X, Y, Z and C are the points on the circumference of a circle with centre O. AB is a tangent to the circle at X and ZY = XY. Given ∠OBX = 32° and ∠AXZ = 66°. Find:

(a) ∠BOX

(b) ∠CYX

(c) ∠ZYX

(d) ∠OXY

(a) Given,

In ΔBOX, OX ⟂ BX (radius ⟂ tangent at its point of contact)

⇒ ∠OXB = 90°.

By angle‑sum property of triangle,

⇒ ∠BOX + ∠OBX + ∠OXB = 180°

⇒ ∠BOX + 32° + 90° = 180°

⇒ ∠BOX + 122° = 180°

⇒ ∠BOX = 180° - 122°

⇒ ∠BOX = 58°.

Hence, ∠BOX = 58°.

(b) From figure,

∠COX = ∠BOX = 58°

We know that,

The angle which, an arc of a circle subtends at the centre is double that which it subtends at any point on the remaining part of the circumference.

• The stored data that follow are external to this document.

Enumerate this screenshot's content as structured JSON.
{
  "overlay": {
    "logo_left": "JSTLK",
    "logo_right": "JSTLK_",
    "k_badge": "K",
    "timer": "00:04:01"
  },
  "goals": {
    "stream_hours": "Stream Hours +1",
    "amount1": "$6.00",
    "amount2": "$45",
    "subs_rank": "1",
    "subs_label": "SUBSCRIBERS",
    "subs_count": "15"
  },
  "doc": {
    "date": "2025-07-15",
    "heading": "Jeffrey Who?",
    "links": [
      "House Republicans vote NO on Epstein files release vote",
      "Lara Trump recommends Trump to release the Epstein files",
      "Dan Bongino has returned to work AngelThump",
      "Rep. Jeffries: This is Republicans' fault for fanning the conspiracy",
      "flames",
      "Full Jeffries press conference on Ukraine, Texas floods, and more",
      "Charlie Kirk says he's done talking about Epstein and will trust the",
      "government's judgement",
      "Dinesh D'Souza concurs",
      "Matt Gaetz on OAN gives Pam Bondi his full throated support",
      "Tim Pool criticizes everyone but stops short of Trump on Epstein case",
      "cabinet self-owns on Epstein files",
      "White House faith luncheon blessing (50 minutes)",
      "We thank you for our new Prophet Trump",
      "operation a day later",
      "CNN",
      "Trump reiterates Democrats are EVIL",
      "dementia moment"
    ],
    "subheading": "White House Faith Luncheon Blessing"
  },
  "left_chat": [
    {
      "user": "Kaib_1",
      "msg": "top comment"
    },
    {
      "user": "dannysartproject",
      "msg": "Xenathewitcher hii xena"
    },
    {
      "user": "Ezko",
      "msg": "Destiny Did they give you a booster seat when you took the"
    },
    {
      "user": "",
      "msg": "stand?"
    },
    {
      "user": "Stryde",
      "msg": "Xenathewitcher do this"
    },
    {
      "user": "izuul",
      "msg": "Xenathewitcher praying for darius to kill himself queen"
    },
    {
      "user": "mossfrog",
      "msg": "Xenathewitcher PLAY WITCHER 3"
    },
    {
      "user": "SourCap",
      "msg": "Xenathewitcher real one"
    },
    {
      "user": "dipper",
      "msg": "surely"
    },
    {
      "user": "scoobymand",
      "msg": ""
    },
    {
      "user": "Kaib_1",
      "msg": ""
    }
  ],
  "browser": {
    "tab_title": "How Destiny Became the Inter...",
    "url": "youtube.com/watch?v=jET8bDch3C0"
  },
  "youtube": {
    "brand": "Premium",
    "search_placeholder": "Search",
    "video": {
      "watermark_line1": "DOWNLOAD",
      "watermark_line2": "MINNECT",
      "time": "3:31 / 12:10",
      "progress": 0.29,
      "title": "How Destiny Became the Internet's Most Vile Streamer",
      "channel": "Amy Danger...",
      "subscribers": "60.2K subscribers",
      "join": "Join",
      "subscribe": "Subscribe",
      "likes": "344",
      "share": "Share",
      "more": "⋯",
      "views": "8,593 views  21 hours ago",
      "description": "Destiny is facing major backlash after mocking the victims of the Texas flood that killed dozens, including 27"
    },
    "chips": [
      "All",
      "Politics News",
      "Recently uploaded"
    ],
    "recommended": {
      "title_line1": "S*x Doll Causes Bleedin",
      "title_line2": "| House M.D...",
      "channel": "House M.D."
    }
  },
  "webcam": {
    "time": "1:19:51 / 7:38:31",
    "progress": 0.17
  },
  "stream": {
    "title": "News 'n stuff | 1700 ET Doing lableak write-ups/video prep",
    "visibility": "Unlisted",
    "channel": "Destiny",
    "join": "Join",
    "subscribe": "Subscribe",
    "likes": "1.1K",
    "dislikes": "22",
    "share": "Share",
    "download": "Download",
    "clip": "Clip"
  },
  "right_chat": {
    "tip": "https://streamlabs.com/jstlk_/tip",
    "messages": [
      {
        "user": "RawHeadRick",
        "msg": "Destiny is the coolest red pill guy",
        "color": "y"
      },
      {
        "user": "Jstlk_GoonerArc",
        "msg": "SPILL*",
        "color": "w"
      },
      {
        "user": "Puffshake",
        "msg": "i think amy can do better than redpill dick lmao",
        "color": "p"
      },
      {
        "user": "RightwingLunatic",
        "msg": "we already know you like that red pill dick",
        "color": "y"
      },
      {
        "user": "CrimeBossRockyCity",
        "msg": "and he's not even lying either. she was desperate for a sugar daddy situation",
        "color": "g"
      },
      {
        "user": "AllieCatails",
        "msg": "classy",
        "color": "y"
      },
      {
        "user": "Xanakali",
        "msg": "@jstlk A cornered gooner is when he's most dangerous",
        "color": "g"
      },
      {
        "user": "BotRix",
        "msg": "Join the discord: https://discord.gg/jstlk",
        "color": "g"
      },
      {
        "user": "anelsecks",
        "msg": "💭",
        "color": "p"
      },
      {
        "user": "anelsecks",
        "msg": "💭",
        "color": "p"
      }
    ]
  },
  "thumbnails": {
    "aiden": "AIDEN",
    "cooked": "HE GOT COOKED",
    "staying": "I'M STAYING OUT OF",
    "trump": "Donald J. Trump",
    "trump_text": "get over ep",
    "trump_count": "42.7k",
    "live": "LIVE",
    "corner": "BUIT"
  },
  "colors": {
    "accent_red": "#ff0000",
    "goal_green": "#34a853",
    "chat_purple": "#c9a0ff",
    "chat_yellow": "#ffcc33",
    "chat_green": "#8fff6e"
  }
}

$\Rightarrow ∠CYX = \dfrac{1}{2}∠COX \\[1em] \Rightarrow ∠CYX = \dfrac{58°}{2} \\[1em] \Rightarrow ∠CYX = 29°$

Hence, ∠CYX = 29°.

(c) We know that,

The angle between a tangent and a chord through the point of contact is equal to an angle in alternate segment.

∠ZYX = ∠AXZ = 66°

Hence, ∠ZYX = 66°.

(d) From figure,

In isosceles ΔZXY,

ZY = XY

We know that,

The angles opposite to equal side of a triangle are equal.

∠ZXY = ∠XZY

By angle sum property in ΔXYZ,

$\Rightarrow ∠XZY + ∠ZXY + ∠ZYX = 180° \\[1em] \Rightarrow ∠ZYX + 2∠XZY = 180° \\[1em] \Rightarrow 2∠XZY = 180° - ∠ZYX \\[1em] \Rightarrow ∠XZY = \dfrac{180° - ∠ZYX}{2} \\[1em] = \dfrac{180° - 66°}{2} \\[1em] = \dfrac{114°}{2} \\[1em] = 57° .$

We know that,

The angle between a tangent and a chord through the point of contact is equal to an angle in alternate segment.

∠YXB = ∠XZY = 57°.

Also,

∠ZXY = ∠XZY = 57°.

From figure,

⇒ ∠OXY = ∠OXB - ∠YXB

⇒ ∠OXY = 90° - 57° = 33°.

Hence, ∠OXY = 33°.